The budget proposal will drastically cut CMPTRA funding for municipalities with a population of less than 10,000, whether or not they are currently sharing all the services that make sense, locally. It will eliminate all CMPTRA funding for those with less than 5,000 residents, whether or not they are currently sharing all the services that make sense, locally. In the aggregate, these cuts will total about $37 million.
If you are a senior or disabled citizen living on a fixed income or a young family trying to realize the dream of home ownership, and if you happen to live in a town with a population of less than 5,000 that is already sharing all the services that make sense locally, and if this proposal is adopted, as is, then things will automatically get considerably tougher for you. They will definitely be considerably tougher than they would be if you happened to live in town with 10,001 residents.

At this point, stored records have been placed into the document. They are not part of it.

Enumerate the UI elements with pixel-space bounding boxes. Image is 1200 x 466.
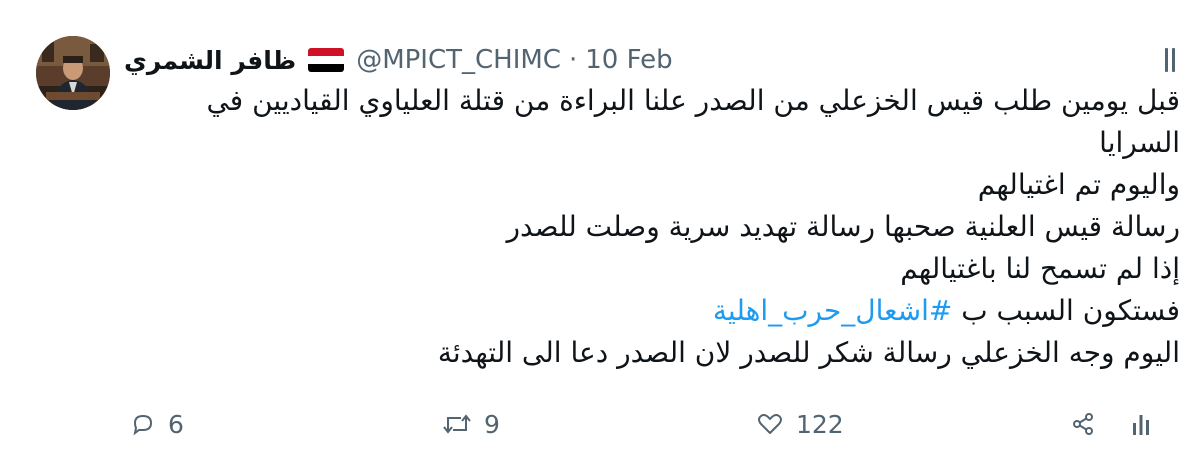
tweet-date[interactable]: 10 Feb bbox=[585, 45, 672, 75]
analytics-icon bbox=[1130, 411, 1152, 437]
tweet-line: قبل يومين طلب قيس الخزعلي من الصدر علنا … bbox=[206, 84, 1180, 117]
avatar[interactable] bbox=[36, 36, 110, 110]
tweet-line: رسالة قيس العلنية صحبها رسالة تهديد سرية… bbox=[506, 210, 1180, 243]
like-button[interactable]: 122 bbox=[756, 402, 844, 446]
retweet-icon bbox=[442, 411, 472, 437]
tweet-line: واليوم تم اغتيالهم bbox=[977, 168, 1180, 201]
display-name[interactable]: ظافر الشمري bbox=[124, 46, 296, 75]
reply-icon bbox=[130, 411, 156, 437]
yemen-flag-icon bbox=[308, 48, 345, 72]
heart-icon bbox=[756, 411, 784, 437]
action-bar: 6 9 122 bbox=[0, 402, 1200, 450]
avatar-image bbox=[36, 36, 110, 110]
tweet-line: اليوم وجه الخزعلي رسالة شكر للصدر لان ال… bbox=[437, 336, 1180, 369]
reply-count: 6 bbox=[168, 409, 184, 439]
share-button[interactable] bbox=[1070, 402, 1096, 446]
tweet-header: ظافر الشمري @MPICT_CHIMC · 10 Feb bbox=[124, 40, 673, 80]
retweet-count: 9 bbox=[484, 409, 500, 439]
tweet[interactable]: ظافر الشمري @MPICT_CHIMC · 10 Feb قبل يو… bbox=[0, 0, 1200, 466]
retweet-button[interactable]: 9 bbox=[442, 402, 500, 446]
reply-button[interactable]: 6 bbox=[130, 402, 184, 446]
more-icon[interactable] bbox=[1158, 36, 1182, 76]
tweet-line: إذا لم تسمح لنا باغتيالهم bbox=[900, 252, 1180, 285]
like-count: 122 bbox=[796, 409, 844, 439]
separator-dot: · bbox=[568, 45, 578, 75]
analytics-button[interactable] bbox=[1130, 402, 1152, 446]
tweet-line-with-hashtag: فستكون السبب ب #اشعال_حرب_اهلية bbox=[140, 290, 1180, 332]
hashtag-link[interactable]: #اشعال_حرب_اهلية bbox=[713, 294, 952, 327]
tweet-line: السرايا bbox=[1099, 126, 1180, 159]
tweet-text: قبل يومين طلب قيس الخزعلي من الصدر علنا … bbox=[128, 80, 1180, 374]
user-handle[interactable]: @MPICT_CHIMC bbox=[356, 45, 561, 75]
tweet-line-text: فستكون السبب ب bbox=[961, 294, 1180, 327]
share-icon bbox=[1070, 411, 1096, 437]
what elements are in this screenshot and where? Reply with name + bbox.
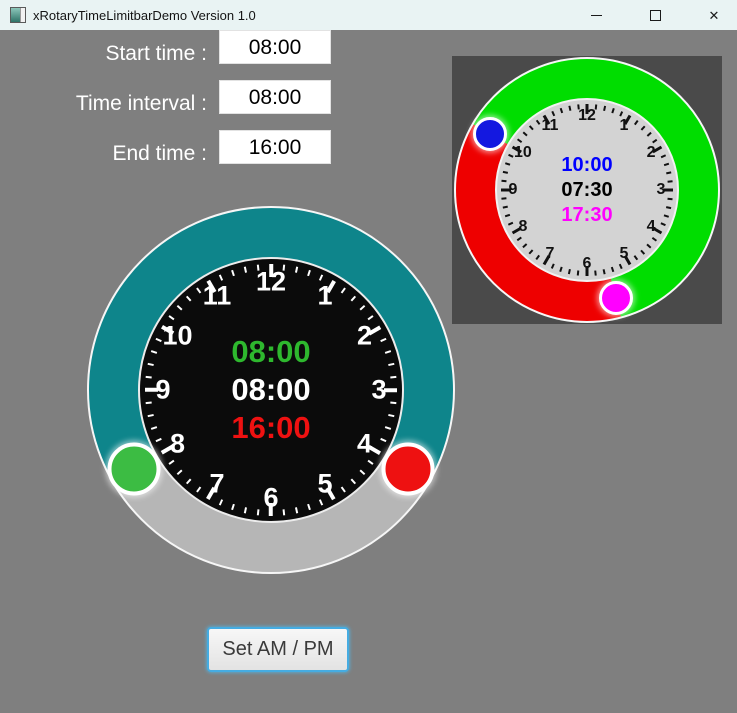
- window-controls: ✕: [573, 0, 737, 30]
- time-readouts: 08:00 08:00 16:00: [87, 206, 455, 574]
- time-interval-label: Time interval :: [75, 92, 207, 115]
- start-time-input[interactable]: 08:00: [219, 30, 331, 64]
- interval-display: 08:00: [231, 372, 311, 407]
- start-time-display: 10:00: [561, 153, 613, 176]
- maximize-button[interactable]: [632, 0, 678, 30]
- end-time-display: 16:00: [231, 410, 311, 445]
- app-icon: [10, 7, 26, 23]
- minimize-icon: [590, 14, 602, 16]
- close-icon: ✕: [708, 7, 720, 23]
- rotary-clock-large: 1 2 3 4 5 6 7 8 9 10 11 12 08:00 08:00 16:00: [87, 206, 455, 574]
- window-title: xRotaryTimeLimitbarDemo Version 1.0: [33, 7, 256, 23]
- maximize-icon: [649, 9, 661, 21]
- time-interval-input[interactable]: 08:00: [219, 80, 331, 114]
- time-readouts: 10:00 07:30 17:30: [454, 57, 720, 323]
- title-bar[interactable]: xRotaryTimeLimitbarDemo Version 1.0 ✕: [0, 0, 737, 30]
- start-handle[interactable]: [107, 442, 161, 496]
- end-time-display: 17:30: [561, 203, 613, 226]
- end-handle[interactable]: [381, 442, 435, 496]
- start-time-display: 08:00: [231, 334, 311, 369]
- close-button[interactable]: ✕: [691, 0, 737, 30]
- rotary-clock-small: 1 2 3 4 5 6 7 8 9 10 11 12 10:00 07:30 17:30: [454, 57, 720, 323]
- interval-display: 07:30: [561, 178, 613, 201]
- set-ampm-button[interactable]: Set AM / PM: [207, 627, 349, 672]
- end-time-label: End time :: [112, 142, 207, 165]
- app-icon-left: [11, 8, 20, 22]
- minimize-button[interactable]: [573, 0, 619, 30]
- app-icon-right: [20, 8, 25, 22]
- end-time-input[interactable]: 16:00: [219, 130, 331, 164]
- start-handle[interactable]: [473, 117, 507, 151]
- end-handle[interactable]: [598, 281, 633, 316]
- start-time-label: Start time :: [105, 42, 207, 65]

If you have a job and pay the income tax, which provides the funding for CMPTRA, and if you reside in a town below the arbitrary population limit, then you will get less property tax relief than your co-worker, earning the same amount and paying the same income taxes, who lives in a bigger town, less than a mile away.
The Governor’s proposal would give these municipalities precedence for a share of the $32 million he would set aside for the Consolidation Fund and SHARE grants, whether not they are currently sharing all the services that make sense, locally. Please note that $22 million of the $32 million is carried forward from the State’s current budget. Municipalities that have been involved in local and regional service sharings for years couldn’t use that money. It is only for NEW arrangements. If you are already doing all the service sharing that makes sense, locally, there will be few opportunities for NEW arrangements that make sense, locally.
For many municipalities, to qualify for this funding, they will need to advance consolidation and regionalization plans that DO NOT make sense, locally.